Tra gli interventi individuati, vi sono:
–    la riduzione della misura della contribuzione di solidarietà a carico delle imprese (10%) sull’ammontare dei contributi da esse versate a piani di previdenza complementare (lo stesso discorso, sia detto per inciso, vale anche per il mondo parallelo dell’assistenza complementare);
–    la revisione del quadro della fiscalità, nei tre segmenti di rilevanza:
•    avuto riguardo alla deducibilità dei contributi, la trasformazione dell’attuale misura fissa in un minimo, a cui si giustapponga una misura percentuale di ragionevole misura;
•    l’abolizione del prelievo dell’11% sul  risultato annuo di gestione;
•    l’estensione della tassazione del TFR sulle prestazioni in capitale e l’applicazione dell’ IRPEF ordinaria su quelle in rendita, con abbattimento percentuale delle basi imponibili di entrambe in ragione della durata della permanenza nel piano pensionistico (ad es.: 1% pro anno);
–    l’utilizzabilità delle polizze collettive quale strumento di gestione di linee o comparti anche da parte delle nuove forme di previdenza complementare;
–    la revocabilità, a cadenza quinquennale, della scelta di destinazione del TFR a previdenza complementare (si raccomanda l’uso del termine “revocabilità” e non già “reversibilità” per evitare confusione con altro istituto giuridico della previdenza);
–    la riconsiderazione della funzione della contrattazione collettiva, con possibilità di rendere cogente la partecipazione al fondo pensione da parte dei lavoratori del bacino di utenza considerato, fatta salva la facoltà del singolo lavoratore di:
•    rinunciare alla partecipazione al piano previdenziale entro 90 giorni dalla data di sottoscrizione dell’inerente intesa collettiva;
•    uscire dal fondo pensione dopo una permanenza minima di 3/5 anni, trasferendo ad altra forma, liberamente scelta, la propria posizione individuale, mantenendo inalterato il diritto al contributo datoriale anche per il futuro;
–    l’obbligo di percezione della rendita per i soggetti appartenenti a qualsivoglia regime previdenziale di base, per le cui regole essi risultino destinatari di assegno pensionistico integralmente determinato con applicazione  del metodo contributivo.

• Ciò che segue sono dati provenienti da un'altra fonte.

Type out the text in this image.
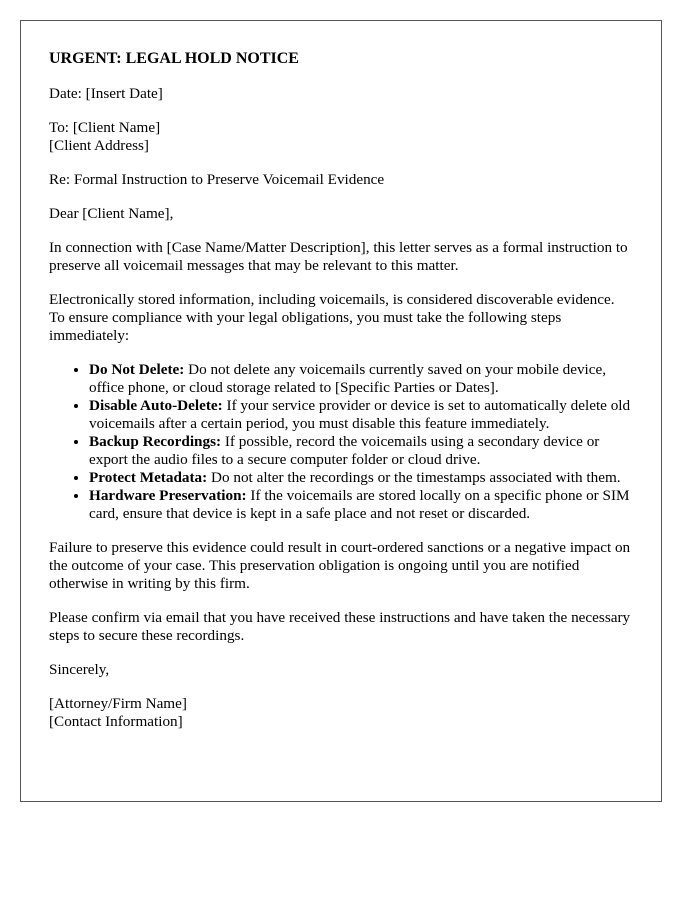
URGENT: LEGAL HOLD NOTICE
Date: [Insert Date]
To: [Client Name]
[Client Address]
Re: Formal Instruction to Preserve Voicemail Evidence
Dear [Client Name],
In connection with [Case Name/Matter Description], this letter serves as a formal instruction to preserve all voicemail messages that may be relevant to this matter.
Electronically stored information, including voicemails, is considered discoverable evidence. To ensure compliance with your legal obligations, you must take the following steps immediately:
• Do Not Delete: Do not delete any voicemails currently saved on your mobile device, office phone, or cloud storage related to [Specific Parties or Dates].
• Disable Auto-Delete: If your service provider or device is set to automatically delete old voicemails after a certain period, you must disable this feature immediately.
• Backup Recordings: If possible, record the voicemails using a secondary device or export the audio files to a secure computer folder or cloud drive.
• Protect Metadata: Do not alter the recordings or the timestamps associated with them.
• Hardware Preservation: If the voicemails are stored locally on a specific phone or SIM card, ensure that device is kept in a safe place and not reset or discarded.
Failure to preserve this evidence could result in court-ordered sanctions or a negative impact on the outcome of your case. This preservation obligation is ongoing until you are notified otherwise in writing by this firm.
Please confirm via email that you have received these instructions and have taken the necessary steps to secure these recordings.
Sincerely,
[Attorney/Firm Name]
[Contact Information]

Come si è detto, la maggior parte delle proposte in precedenza esposte “in pillole” (ma su taluna di esse, di grosso spessore, sarà opportuno ritornare quanto prima in via più analitica), seppure tecnicamente impeccabili, non paiono di immediata recepibilità, vuoi per i costi erariali connessi (innovazioni di carattere tributario), vuoi per la forte valenza ideologico/sindacale (nuova valenza della contrattazione collettiva e libertà dei lavoratori). Due di esse, tuttavia (l’utilizzabilità delle polizze collettive anche da parte dei nuovi fondi negoziali e la revocabilità “regolata” della destinazione a previdenza complementare del TFR), prive di costi e volte ad offrire maggiori spazi di libertà, potrebbero essere facilmente inserite in qualche veicolo legislativo e giungere rapidamente sulla Gazzetta Ufficiale.

In ogni caso, permane l’assoluta necessità di impostare piani di sviluppo della cultura previdenziale dei cittadini, a supporto dei quali l’imposizione a tutti gli enti pensionistici di base di fornire, almeno a cadenza annuale, la proiezione della posizione pensionistica di base di ciascun lavoratore iscritto potrà risultare una carta vincente. L’accesso degli utenti a  procedure informatiche ad hoc potrà poi rendere l’informativa sempre disponibile.